Duquette would not get much argument from Orioles fans on this no doubt. But Callis had his reasons for omitting Mancini and explained them to me during a phone conversation yesterday.

“If we are talking long-term career value, he would be the oldest guy on that list,” Callis said. “I like Trey Mancini and I’ll admit he’s better than I thought he was coming out of the draft.

“But I worry he doesn’t walk much. His strikeout-to-walk ratio is pretty high and I wonder if big league pitchers are going to solve him a little bit more going forward and I don’t think he offers a whole lot of other value. I don’t think he’s a very good defender and he’s probably more of a first baseman, which limits his defensive value. I would take every hitter on that list over him pretty easily.

“I was surprised I got repeated Jim Palmer tweets showing up in my timeline.

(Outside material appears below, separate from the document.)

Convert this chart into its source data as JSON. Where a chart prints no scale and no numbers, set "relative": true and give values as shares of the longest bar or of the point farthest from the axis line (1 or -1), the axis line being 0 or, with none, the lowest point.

He was pretty outraged. Maybe some people don’t realize what the list of the article was. I wasn’t saying he wasn’t among the top 30 rookies this year. We are talking long-term value and the only player 25 on that list was Aaron Judge. Everyone else was 22, 23 and some were younger. Right now, I’m not buying he is much of an asset in left field.

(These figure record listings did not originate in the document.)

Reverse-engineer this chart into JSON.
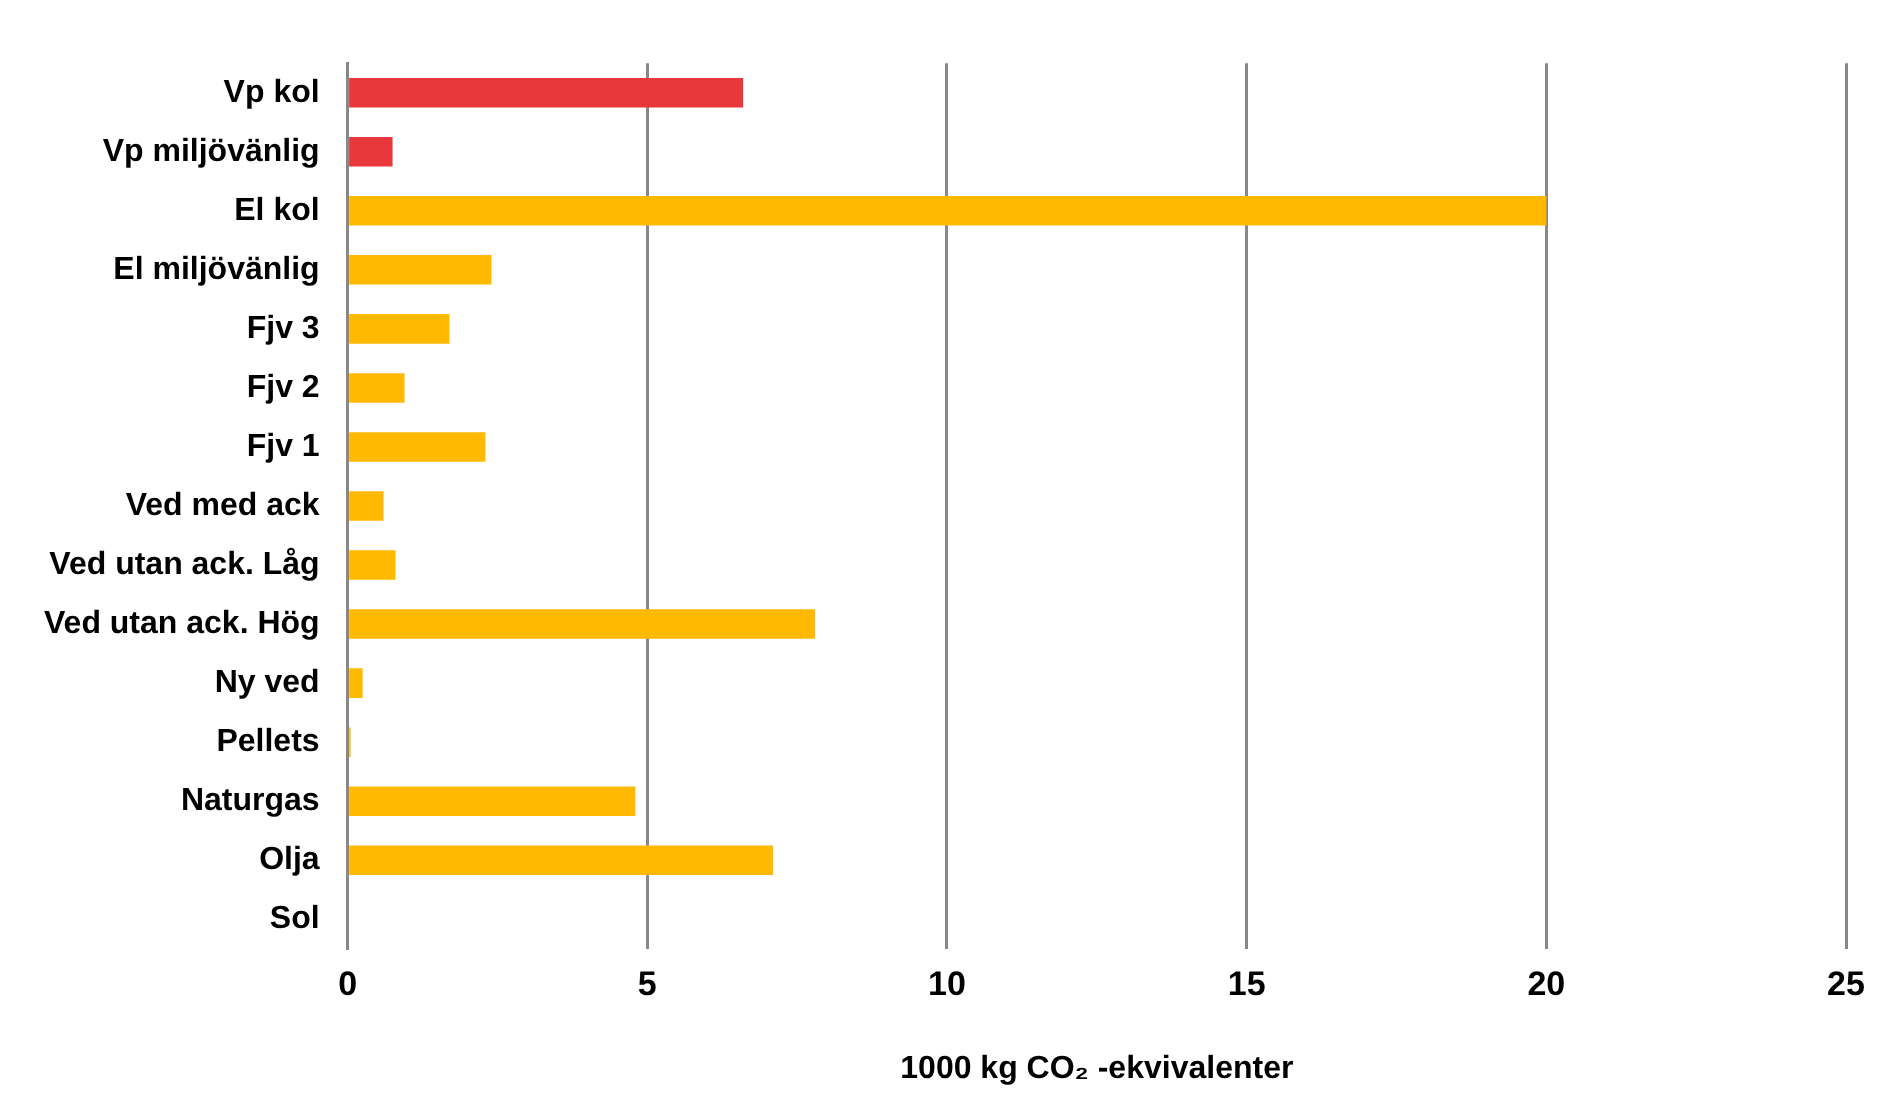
{
  "chart_data": {
    "type": "bar",
    "orientation": "horizontal",
    "xlabel": "1000 kg CO₂ -ekvivalenter",
    "categories": [
      "Vp kol",
      "Vp miljövänlig",
      "El kol",
      "El miljövänlig",
      "Fjv 3",
      "Fjv 2",
      "Fjv 1",
      "Ved med ack",
      "Ved utan ack. Låg",
      "Ved utan ack. Hög",
      "Ny ved",
      "Pellets",
      "Naturgas",
      "Olja",
      "Sol"
    ],
    "values": [
      6.6,
      0.75,
      20,
      2.4,
      1.7,
      0.95,
      2.3,
      0.6,
      0.8,
      7.8,
      0.25,
      0.05,
      4.8,
      7.1,
      0
    ],
    "colors": [
      "#e8383b",
      "#e8383b",
      "#ffb900",
      "#ffb900",
      "#ffb900",
      "#ffb900",
      "#ffb900",
      "#ffb900",
      "#ffb900",
      "#ffb900",
      "#ffb900",
      "#ffb900",
      "#ffb900",
      "#ffb900",
      "#ffb900"
    ],
    "xlim": [
      0,
      25
    ],
    "xticks": [
      0,
      5,
      10,
      15,
      20,
      25
    ],
    "grid": "x",
    "legend": false
  }
}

“When you rank someone, people take it personally like you hate a player. That is not the case. I talked to Trey at the rookie development program in January. I heard from Trey’s agent and I explained this to him and he bought my explanation.”

My own take would be that Mancini has a few things in his favor in discussing his long-term potential. And his ability to show power to all fields - especially right and right-center - and hit the ball line to line would be near the top of that list. Mancini’s walk rate is indeed just 5.6 percent and that is well below league average of 8.5 percent. But it is not like he is a free swinger and chases a lot of pitches. He has become a solid defender quickly in the outfield and has made impactful plays. He is no liability out there.

Plus, Mancini’s power is not a product of Camden Yards. His slugging percentage is .470 at home and .525 on the road. Most Orioles slug better at home (some considerably better) and that might be one of a few reasons the club is so much better at Oriole Park. But Mancini has shown he can hit to all fields and in all parks.

Does he have the long-term potential to be a good hitter and player? To me, that is an easy yes. But we won’t have that answer for a few years. For now, fans in Birdland and those that work in the Warehouse are big believers in Mancini, in both the present and future. But that is not true everywhere.